In 1997, H5N1 subtype of the avian influenza virus, a Type A influenza virus, made an unexpected jump to humans in Hong Kong causing the deaths of six people. To control the rapidly spreading disease, all poultry in Hong Kong was destroyed. Sequence analysis of the H5N1 virus is shown here [2,4].
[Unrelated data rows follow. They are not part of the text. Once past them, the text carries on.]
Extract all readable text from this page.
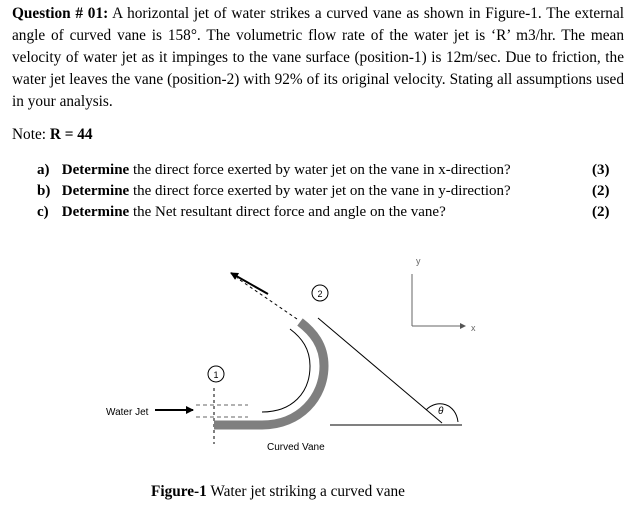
Question # 01: A horizontal jet of water strikes a curved vane as shown in Figure-1. The external angle of curved vane is 158°. The volumetric flow rate of the water jet is ‘R’ m3/hr. The mean velocity of water jet as it impinges to the vane surface (position-1) is 12m/sec. Due to friction, the water jet leaves the vane (position-2) with 92% of its original velocity. Stating all assumptions used in your analysis.
Note: R = 44
a) Determine the direct force exerted by water jet on the vane in x-direction?	(3)
b) Determine the direct force exerted by water jet on the vane in y-direction?	(2)
c) Determine the Net resultant direct force and angle on the vane?	(2)
Water Jet	θ
1
2
y
x
Curved Vane
Figure-1 Water jet striking a curved vane
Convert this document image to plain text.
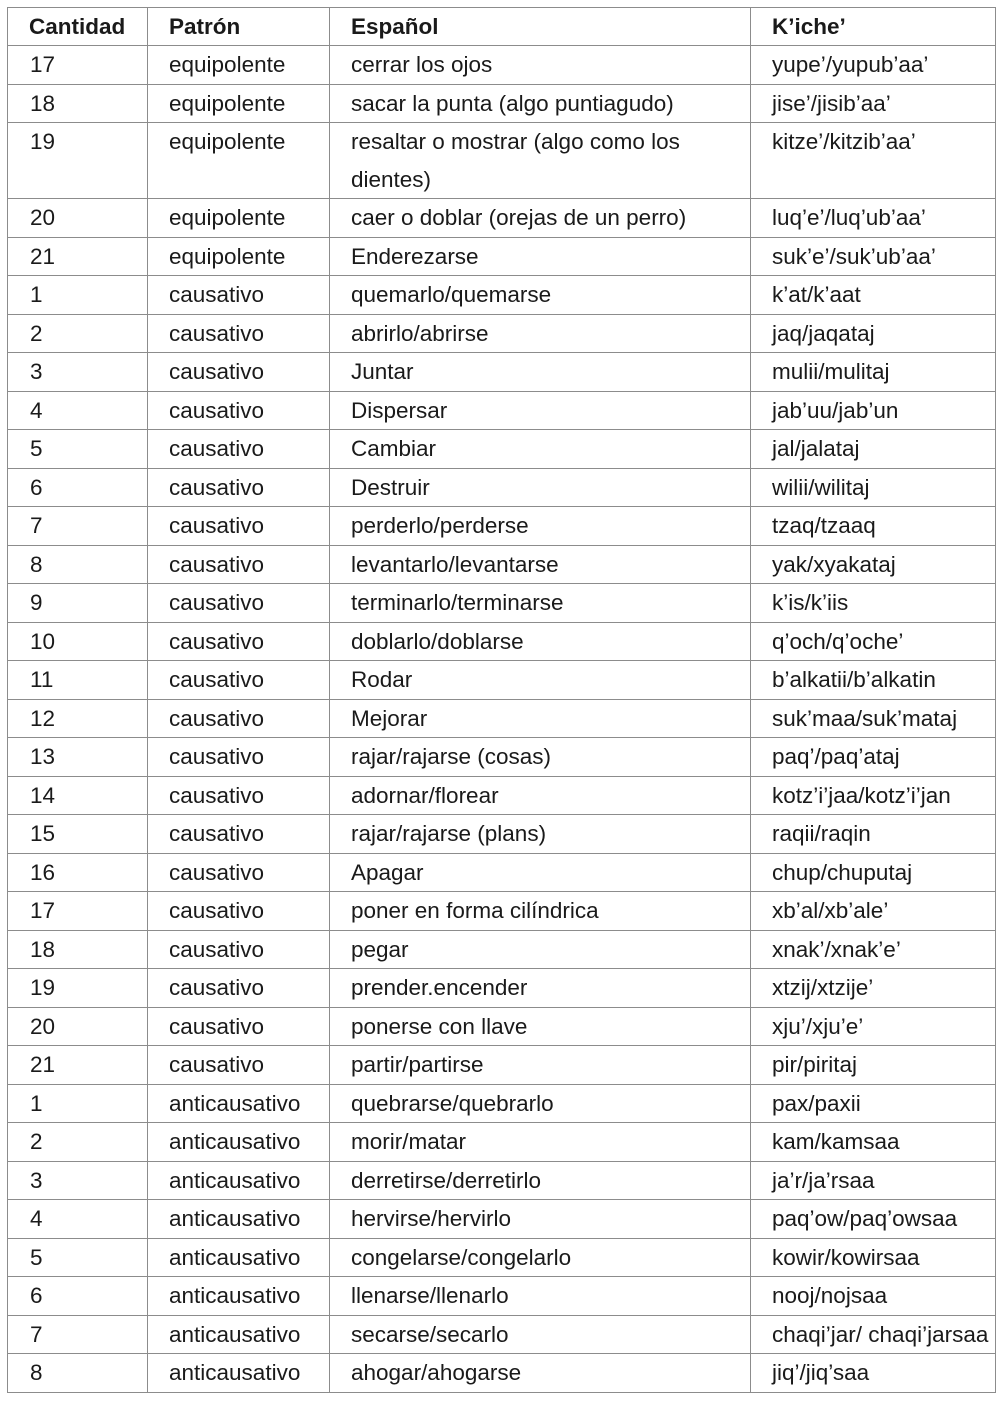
Cantidad	Patrón	Español	K’iche’
17	equipolente	cerrar los ojos	yupe’/yupub’aa’
18	equipolente	sacar la punta (algo puntiagudo)	jise’/jisib’aa’
19	equipolente	resaltar o mostrar (algo como los dientes)	kitze’/kitzib’aa’
20	equipolente	caer o doblar (orejas de un perro)	luq’e’/luq’ub’aa’
21	equipolente	Enderezarse	suk’e’/suk’ub’aa’
1	causativo	quemarlo/quemarse	k’at/k’aat
2	causativo	abrirlo/abrirse	jaq/jaqataj
3	causativo	Juntar	mulii/mulitaj
4	causativo	Dispersar	jab’uu/jab’un
5	causativo	Cambiar	jal/jalataj
6	causativo	Destruir	wilii/wilitaj
7	causativo	perderlo/perderse	tzaq/tzaaq
8	causativo	levantarlo/levantarse	yak/xyakataj
9	causativo	terminarlo/terminarse	k’is/k’iis
10	causativo	doblarlo/doblarse	q’och/q’oche’
11	causativo	Rodar	b’alkatii/b’alkatin
12	causativo	Mejorar	suk’maa/suk’mataj
13	causativo	rajar/rajarse (cosas)	paq’/paq’ataj
14	causativo	adornar/florear	kotz’i’jaa/kotz’i’jan
15	causativo	rajar/rajarse (plans)	raqii/raqin
16	causativo	Apagar	chup/chuputaj
17	causativo	poner en forma cilíndrica	xb’al/xb’ale’
18	causativo	pegar	xnak’/xnak’e’
19	causativo	prender.encender	xtzij/xtzije’
20	causativo	ponerse con llave	xju’/xju’e’
21	causativo	partir/partirse	pir/piritaj
1	anticausativo	quebrarse/quebrarlo	pax/paxii
2	anticausativo	morir/matar	kam/kamsaa
3	anticausativo	derretirse/derretirlo	ja’r/ja’rsaa
4	anticausativo	hervirse/hervirlo	paq’ow/paq’owsaa
5	anticausativo	congelarse/congelarlo	kowir/kowirsaa
6	anticausativo	llenarse/llenarlo	nooj/nojsaa
7	anticausativo	secarse/secarlo	chaqi’jar/ chaqi’jarsaa
8	anticausativo	ahogar/ahogarse	jiq’/jiq’saa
Calculating Ka/Ks Ratio For Each H5N1 Gene

An investigation of the Ka/Ks ratios for each gene segment of the H5N1 virus will provide some insight into how each is changing over time. Ka/Ks is the ratio of non-synonymous changes to synonymous in a sequence. For a more detailed explanation of Ka/Ks ratios, see Analyzing Synonymous and Nonsynonymous Substitution Rates. To calculate Ka/Ks, you need a copy of the gene from two time points. You can use H5N1 virus isolated from chickens in Hong Kong in 1997 and 2001. For comparison, you can include H2N3 virus isolated from mallard ducks in Alberta in 1977 and 1985 [1].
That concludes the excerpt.